The new, 25,000-square-foot building features state-of-the-art evidence storage areas and an evidence laboratory, a communications area with room for five dispatchers to work, a dedicated space where officials can meet with people with mental health problems and heightened security measures including heavy duty bollards across the entrance, a security fence around the entire property, a concrete-walled gun and ammunition storage area, and bullet-resistant walls and windows.
The building also has rooftop solar panels that will feed electricity into the power grid, helping the city offset its electricity bills.
It’s an upgrade from the former Naval reserve building on Union Street, where the city’s police department is currently housed. That building, which Augusta Police moved into more than two decades ago, has a slew of problems ranging from a leaky roof and inadequate heat to code violations and security issues stemming from a lack of separation between public, semipublic and restricted areas.
City officials said in 2019 it would cost more to renovate it than to build a new one.
The new building is at the site of an old Hannaford supermarket, where the ground has been raised to protect against flooding and meet standards for public safety buildings that need to be able to function in an emergency.
The 3 feet of height added to the site got it up above the 500-year floodplain, a requirement to build there meant to ensure the building could serve as a command post even during extreme flooding.
A 500-year flood has a 1 in 500 chance of happening in a given year.
The 1987 flood that crested the Kennebec River on both sides was a 100-year flood, meaning there was a 1 in a 100 chance of it happening in any year.

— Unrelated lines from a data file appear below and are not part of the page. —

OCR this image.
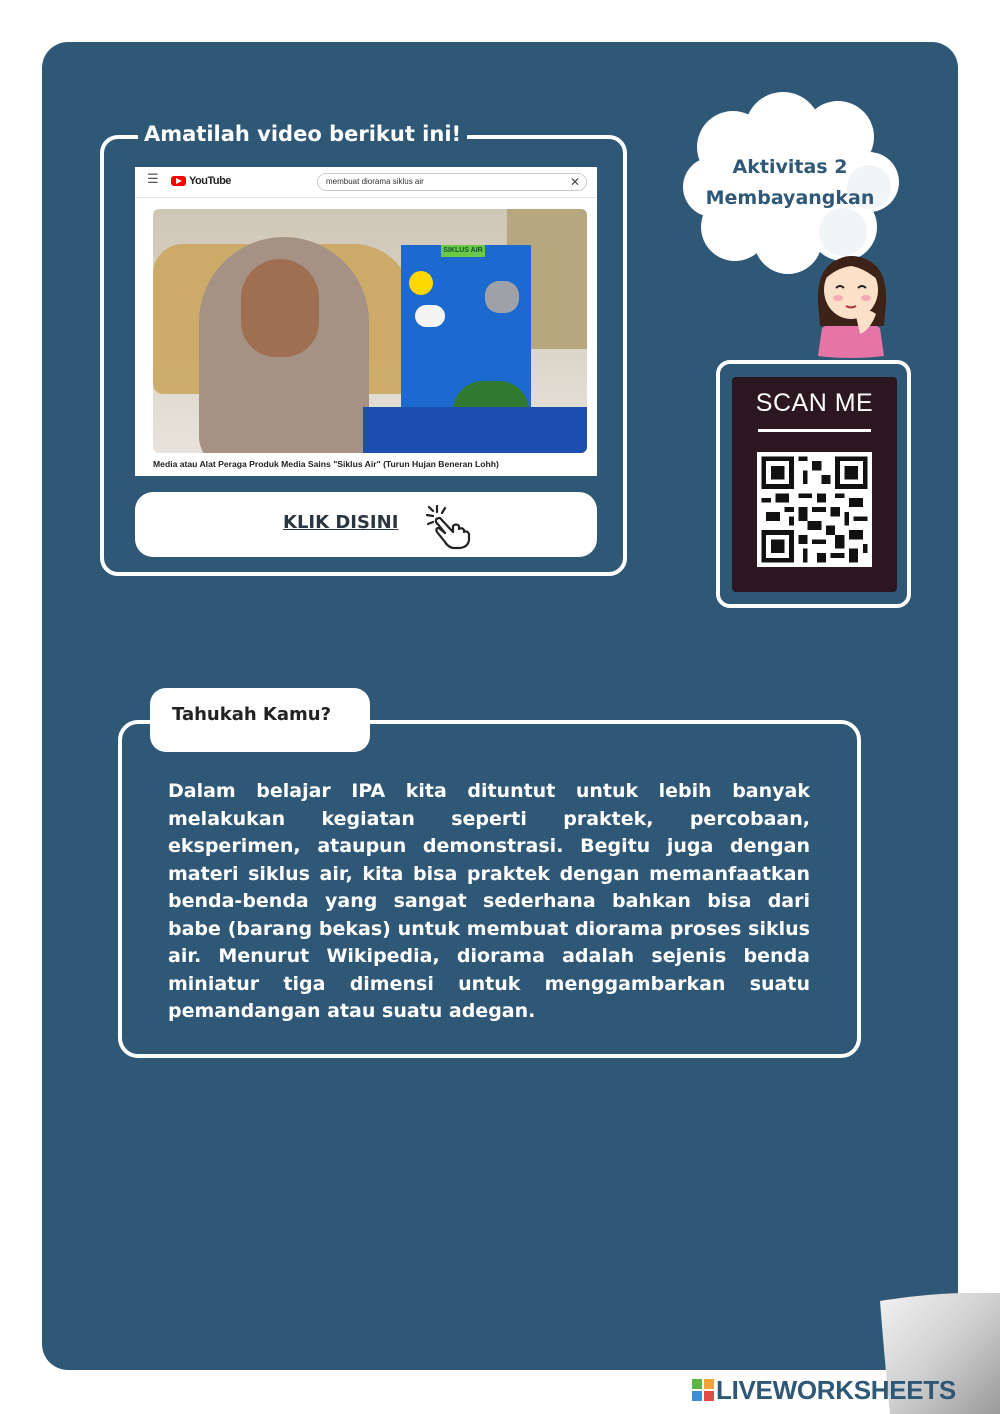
Amatilah video berikut ini!
☰	YouTube	membuat diorama siklus air	✕
SIKLUS AIR
Media atau Alat Peraga Produk Media Sains "Siklus Air" (Turun Hujan Beneran Lohh)
KLIK DISINI
Aktivitas 2
Membayangkan
SCAN ME
Tahukah Kamu?
Dalam belajar IPA kita dituntut untuk lebih banyak melakukan kegiatan seperti praktek, percobaan, eksperimen, ataupun demonstrasi. Begitu juga dengan materi siklus air, kita bisa praktek dengan memanfaatkan benda-benda yang sangat sederhana bahkan bisa dari babe (barang bekas) untuk membuat diorama proses siklus air. Menurut Wikipedia, diorama adalah sejenis benda miniatur tiga dimensi untuk menggambarkan suatu pemandangan atau suatu adegan.
LIVEWORKSHEETS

Kennebec River floodwaters from two recent flooding events did not get close to the building, not reaching past Willow Street, which runs between it and the river. Gaddar said the building suffered no ill effects from those two recent storms, other than losing electricity for a couple of hours.
Gaddar said construction took a bit longer than expected in part due to the difficulty in getting some supplies in for the job, especially electrical parts for a generator. Between 90% and 95% of the roughly 300 workers or business owners who’ve been on the job are from Maine, he noted.
“Keeping the work local, that’s a point of pride with a public building like this,” he said.
Those workers included several from Augusta-based Oakes & Parkhurst Glass who, Tuesday, were framing up what Gaddar describes as the crown jewel of the project: a two-story glass public entryway with views of the state Capitol building across the Kennebec River.
Among the first major jobs on the project was moving a massive, 42-inch sewer line that ran right through the site of the building.
Gaddar said a new pipe was installed and they were able to work with Greater Augusta Utilities District to switch over from the old pipe to the new without any disruption in sewer services.
Another seamless switchover will need to take place when the new dispatch center goes online, as 911 and other calls will have to be switched from the current station to the new one without interruption.